Yours faithfully, By order of the Board Wealthking Investments Limited Ng Sau Lai Company Secretary
Hong Kong, 27 October 2022
Registered office: P.O. Box 309 Ugland House Grand Cayman, KY1-1104 Cayman Islands
Head office and principal place of business in Hong Kong: 41st Floor, One Exchange Square 8 Connaught Place, Central Hong Kong
– 2 –
Notes:
-
As set out in the section headed ‘‘Special Arrangements for the EGM’’ of this circular, the EGM will be a hybrid meeting. Shareholders may attend the EGM in person or via the e-Meeting System. In addition to attending the EGM in person, Shareholders will also be able to exercise their voting rights in one of the following ways: (1) attend the EGM via the e-Meeting System which enables live streaming and interactive platform for submitting questions and voting online; or (2) appoint the Chairman of the EGM as your proxy to attend and vote on your behalf via the e-Meeting System. Whether or not you intend to attend the EGM in person or via e-Meeting System, you are requested to complete the form of proxy and return it to the Company’s branch share registrar in Hong Kong, Tricor Abacus Limited, at 17/F Far East Finance Centre, 16 Harcourt Road, Hong Kong in accordance with the instructions printed thereon not less than 48 hours before the time appointed for holding the EGM (i.e. at or before 11:00 a.m. on Tuesday, 15 November 2022 (Hong Kong time)) or any adjournment thereof (as the case may be). The completion and return of a form of proxy will not preclude you from attending and voting at the EGM in person or via e-Meeting System.
-
A member of the Company entitled to attend and vote at the meeting above is entitled to appoint in written form one or, if he is the holder of two or more Shares of the Company, more proxies to attend and vote instead of him. A proxy need not be a member of the Company.
-
In the case of joint holders of Shares only ONE PAIR of log-in username and password will be provided to the joint holders. Any one of such joint holders may attend or vote in respect of such share(s) as if he/ she/it was solely entitled thereto.
-
In order to be valid, the form of proxy must be in writing under the hand of the appointor or of his/her attorney duly authorised in writing, or if the appointor is a corporation, either under seal, or under the hand of an officer or attorney duly authorised, and must be deposited with the Company’s branch share registrar in Hong Kong, Tricor Abacus Limited, at 17/F, Far East Finance Centre, 16 Harcourt Road, Hong Kong (together with the power of attorney or other authority, if any, under which it is signed or a certified copy thereof) not less than 48 hours before the time fixed for holding of the meeting (i.e. at or before 11:00 a.m. on Tuesday, 15 November 2022 (Hong Kong time)), or any adjourned thereof.
-
Delivery of an instrument appointing a proxy will not preclude a member from attending and voting at the EGM in person or via e-Meeting System or any adjournment thereof and in such event, the instrument appointing a proxy will be deemed to be revoked.
-
The register of the members of the Company will be closed from Monday, 14 November 2022 to Thursday, 17 November 2022, both dates inclusive, for determining shareholders’ right to attend and vote at the above meeting.

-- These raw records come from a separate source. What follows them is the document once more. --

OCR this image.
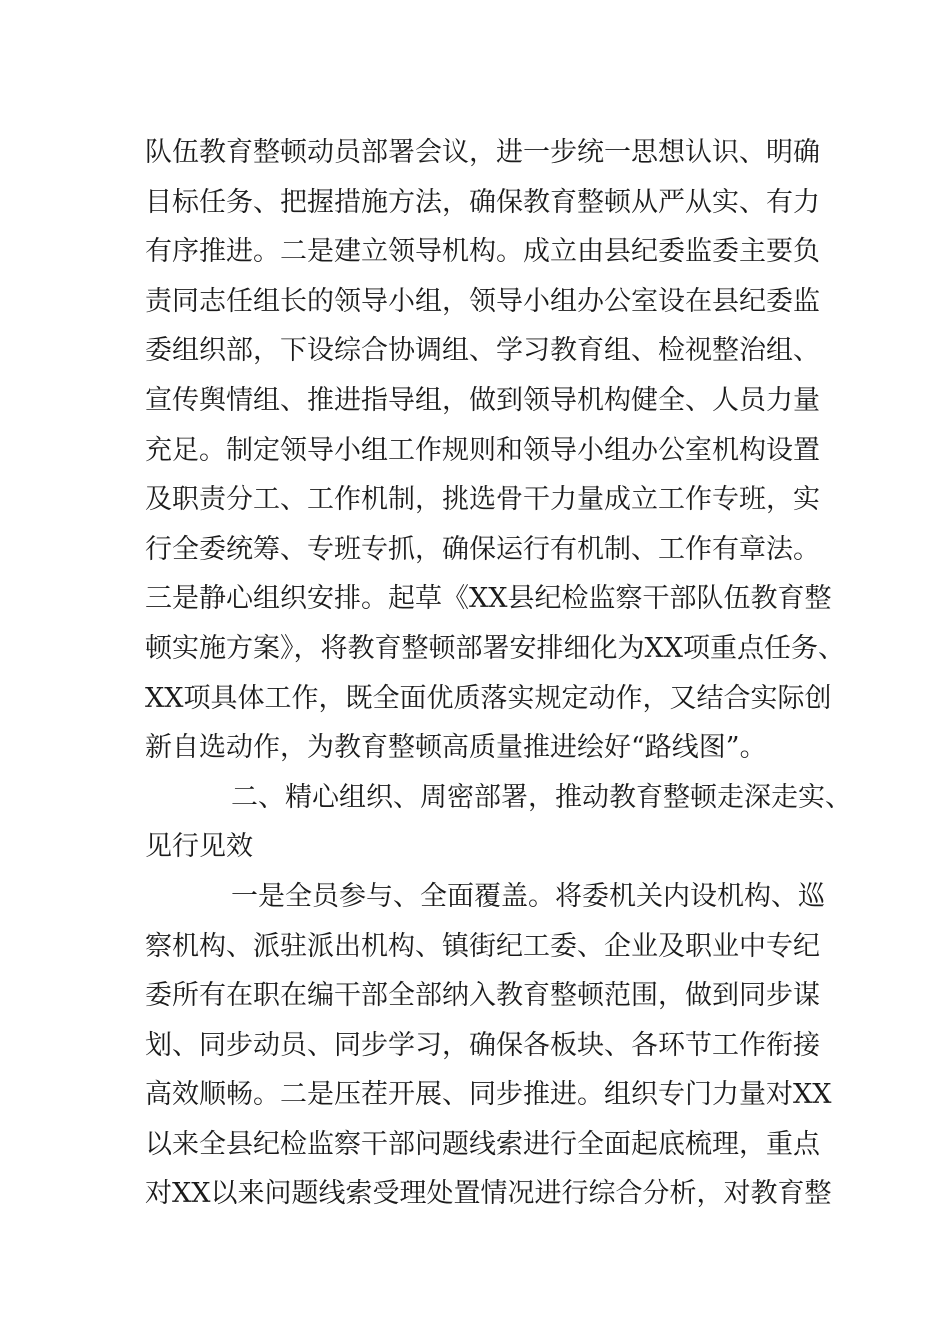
队伍教育整顿动员部署会议，进一步统一思想认识、明确
目标任务、把握措施方法，确保教育整顿从严从实、有力
有序推进。二是建立领导机构。成立由县纪委监委主要负
责同志任组长的领导小组，领导小组办公室设在县纪委监
委组织部，下设综合协调组、学习教育组、检视整治组、
宣传舆情组、推进指导组，做到领导机构健全、人员力量
充足。制定领导小组工作规则和领导小组办公室机构设置
及职责分工、工作机制，挑选骨干力量成立工作专班，实
行全委统筹、专班专抓，确保运行有机制、工作有章法。
三是静心组织安排。起草《XX县纪检监察干部队伍教育整
顿实施方案》，将教育整顿部署安排细化为XX项重点任务、
XX项具体工作，既全面优质落实规定动作，又结合实际创
新自选动作，为教育整顿高质量推进绘好“路线图”。
二、精心组织、周密部署，推动教育整顿走深走实、
见行见效
一是全员参与、全面覆盖。将委机关内设机构、巡
察机构、派驻派出机构、镇街纪工委、企业及职业中专纪
委所有在职在编干部全部纳入教育整顿范围，做到同步谋
划、同步动员、同步学习，确保各板块、各环节工作衔接
高效顺畅。二是压茬开展、同步推进。组织专门力量对XX
以来全县纪检监察干部问题线索进行全面起底梳理，重点
对XX以来问题线索受理处置情况进行综合分析，对教育整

In order to qualify for attending the above meeting, all transfer documents, accompanied by the relevant share certificates, must be lodged with the Company’s branch share registrar in Hong Kong, Tricor Abacus Limited at 17/F, Far East Finance Centre, 16 Harcourt Road, Hong Kong for registration no later than 4:30 p.m. on Friday, 11 November 2022.
-
This notice has been printed in English and Chinese. In the event of any inconsistency, the English text of this notice shall prevail over its Chinese text.
As at the date of this notice, the Board comprises one executive Director, namely, Dr. Liu Zhiwei; two non-executive Directors, namely Dr. Fu Weigang and Dr. Wang Shibin; and three independent non-executive Directors, namely, Mr. Chen Yuming, Mr. Yan Xiaotian and Mr. Zhao Kai.